Mind-Machine Technology Turns Thoughts into Music Scores
A newly-developed brain-computer interface (BCI) gives people the ability to compose music on a device using only their thoughts. Researchers from Austria's Graz University of Technology (TU Graz) designed the neural-link interface that can "read" a person's mind and produce the corresponding sheet music composition.
The idea seems straight out of "The X-Men," whose Professor Xavier used a machine called Cerebro to heighten his telepathic abilities. But BCI technology has been around for some time, providing ways for some severely disabled people to interact with computers and other devices directly with their minds, as their bodies prove incapable of effectively serving that function.

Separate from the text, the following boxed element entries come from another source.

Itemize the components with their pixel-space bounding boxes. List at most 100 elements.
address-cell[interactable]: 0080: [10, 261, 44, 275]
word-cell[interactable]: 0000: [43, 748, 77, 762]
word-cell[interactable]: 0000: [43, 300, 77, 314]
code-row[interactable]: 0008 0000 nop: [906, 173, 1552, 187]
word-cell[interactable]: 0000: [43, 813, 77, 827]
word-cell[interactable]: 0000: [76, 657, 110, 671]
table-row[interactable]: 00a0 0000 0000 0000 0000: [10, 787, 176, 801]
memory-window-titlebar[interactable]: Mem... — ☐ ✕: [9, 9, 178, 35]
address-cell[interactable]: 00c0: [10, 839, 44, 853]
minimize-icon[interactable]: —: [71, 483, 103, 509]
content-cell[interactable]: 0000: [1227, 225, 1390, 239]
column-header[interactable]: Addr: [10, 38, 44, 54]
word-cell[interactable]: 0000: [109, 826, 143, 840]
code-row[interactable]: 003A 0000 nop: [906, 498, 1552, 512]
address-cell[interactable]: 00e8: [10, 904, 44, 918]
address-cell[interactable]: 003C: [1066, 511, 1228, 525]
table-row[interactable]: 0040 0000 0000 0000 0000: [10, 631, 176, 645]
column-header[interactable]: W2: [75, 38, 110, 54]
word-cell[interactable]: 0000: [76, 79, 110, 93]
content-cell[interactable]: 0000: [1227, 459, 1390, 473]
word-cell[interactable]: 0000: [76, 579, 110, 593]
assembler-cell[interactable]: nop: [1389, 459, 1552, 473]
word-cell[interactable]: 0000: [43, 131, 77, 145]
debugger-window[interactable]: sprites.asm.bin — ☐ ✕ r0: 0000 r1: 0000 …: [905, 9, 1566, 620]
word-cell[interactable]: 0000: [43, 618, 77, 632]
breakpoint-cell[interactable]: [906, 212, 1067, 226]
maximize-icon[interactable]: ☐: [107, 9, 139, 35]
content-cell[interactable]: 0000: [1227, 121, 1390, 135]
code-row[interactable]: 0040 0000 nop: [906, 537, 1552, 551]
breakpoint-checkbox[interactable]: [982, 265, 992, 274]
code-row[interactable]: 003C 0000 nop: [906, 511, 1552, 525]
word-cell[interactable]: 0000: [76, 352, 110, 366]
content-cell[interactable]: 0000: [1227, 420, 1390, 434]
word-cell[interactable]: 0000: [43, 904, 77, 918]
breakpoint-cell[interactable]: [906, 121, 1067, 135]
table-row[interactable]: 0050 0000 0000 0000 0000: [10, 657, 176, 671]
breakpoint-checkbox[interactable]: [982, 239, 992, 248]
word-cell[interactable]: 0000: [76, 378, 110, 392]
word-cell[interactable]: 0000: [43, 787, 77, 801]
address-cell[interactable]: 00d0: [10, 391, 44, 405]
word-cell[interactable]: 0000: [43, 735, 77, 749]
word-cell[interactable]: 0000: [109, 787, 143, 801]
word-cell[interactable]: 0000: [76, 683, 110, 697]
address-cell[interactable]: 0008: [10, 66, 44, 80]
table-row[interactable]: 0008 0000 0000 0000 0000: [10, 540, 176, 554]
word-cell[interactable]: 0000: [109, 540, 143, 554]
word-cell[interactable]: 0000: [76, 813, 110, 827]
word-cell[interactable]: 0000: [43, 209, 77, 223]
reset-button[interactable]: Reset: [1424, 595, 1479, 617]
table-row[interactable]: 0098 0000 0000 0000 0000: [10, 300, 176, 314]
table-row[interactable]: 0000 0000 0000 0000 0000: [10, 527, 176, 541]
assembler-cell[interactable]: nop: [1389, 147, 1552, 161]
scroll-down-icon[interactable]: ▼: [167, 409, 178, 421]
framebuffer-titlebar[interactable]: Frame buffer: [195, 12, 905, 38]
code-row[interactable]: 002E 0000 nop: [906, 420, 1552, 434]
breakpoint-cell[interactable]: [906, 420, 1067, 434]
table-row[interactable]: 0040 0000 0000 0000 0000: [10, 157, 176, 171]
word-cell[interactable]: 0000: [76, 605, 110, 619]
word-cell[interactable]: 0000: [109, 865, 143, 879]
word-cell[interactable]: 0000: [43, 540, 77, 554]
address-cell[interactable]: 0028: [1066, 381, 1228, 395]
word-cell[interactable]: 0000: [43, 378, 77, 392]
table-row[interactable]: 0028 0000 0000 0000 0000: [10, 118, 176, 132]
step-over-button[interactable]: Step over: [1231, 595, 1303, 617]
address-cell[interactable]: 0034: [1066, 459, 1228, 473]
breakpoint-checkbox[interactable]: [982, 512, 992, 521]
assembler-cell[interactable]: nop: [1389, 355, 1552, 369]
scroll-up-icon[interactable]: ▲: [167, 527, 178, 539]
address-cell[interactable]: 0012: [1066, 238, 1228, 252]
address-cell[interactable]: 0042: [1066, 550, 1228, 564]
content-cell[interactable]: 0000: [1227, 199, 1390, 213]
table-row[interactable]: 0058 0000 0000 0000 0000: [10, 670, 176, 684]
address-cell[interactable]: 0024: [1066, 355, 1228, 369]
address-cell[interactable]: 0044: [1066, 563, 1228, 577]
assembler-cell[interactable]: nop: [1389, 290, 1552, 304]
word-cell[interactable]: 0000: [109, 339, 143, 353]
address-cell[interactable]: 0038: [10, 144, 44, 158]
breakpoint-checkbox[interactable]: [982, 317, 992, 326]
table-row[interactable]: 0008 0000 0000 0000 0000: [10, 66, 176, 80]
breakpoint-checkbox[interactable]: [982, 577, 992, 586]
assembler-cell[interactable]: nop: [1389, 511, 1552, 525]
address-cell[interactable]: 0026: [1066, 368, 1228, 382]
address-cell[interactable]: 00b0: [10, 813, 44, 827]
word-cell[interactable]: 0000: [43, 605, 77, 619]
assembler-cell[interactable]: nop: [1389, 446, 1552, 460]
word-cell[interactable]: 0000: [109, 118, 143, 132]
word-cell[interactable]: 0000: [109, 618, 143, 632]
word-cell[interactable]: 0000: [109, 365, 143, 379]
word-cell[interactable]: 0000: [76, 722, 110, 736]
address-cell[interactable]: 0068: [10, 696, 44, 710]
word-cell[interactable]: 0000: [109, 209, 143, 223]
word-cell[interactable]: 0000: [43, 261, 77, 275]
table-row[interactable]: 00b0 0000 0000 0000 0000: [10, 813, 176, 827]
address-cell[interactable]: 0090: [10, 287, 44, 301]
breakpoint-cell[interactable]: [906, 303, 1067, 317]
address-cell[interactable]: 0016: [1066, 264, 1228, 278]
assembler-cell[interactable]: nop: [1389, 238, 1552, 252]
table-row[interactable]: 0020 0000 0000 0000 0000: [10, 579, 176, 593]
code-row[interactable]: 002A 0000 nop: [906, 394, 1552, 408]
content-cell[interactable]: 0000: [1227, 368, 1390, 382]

A person who suffers from locked-in syndrome or spinal paralysis may no longer be able to communicate by writing or typing. The use of a BCI may allow such a person to do things like composing a message on a computer, surf the web and control smart home devices.
In 2010, a team of German researchers led by neurobiologist Andrea Kübler developed an idea by the artist Adi Hösle into a functional Brain Painting (BP) tool. Various ALS patients, who have suffered the loss of voluntary muscle control, were able to use the BP application to paint artworks by means of a mind-machine connection, according to Brain Painting.net.
Now a lab team at the TU Graz Institute of Neural Engineering has designed the first program that lets users apply a BCI to compose music through brain activity alone. The neural engineers published their findings in the journal Plos One. Gernot Müeller-Putz, lead author and the head of the institute, said their work had been inspired by the Brain Painting application's impressive results, reports Seeker.
Phys.org says that the TU Graz team's program was tested with the help of eighteen healthy volunteers who possessed musical instrument skills and basic knowledge about musical composition. Wearing a brainwave-measuring cap, the test subjects used mental processes to communicate with computer software to craft musical scores. The system proved remarkably successful in producing playable compositions, which could be performed on musical instruments afterward.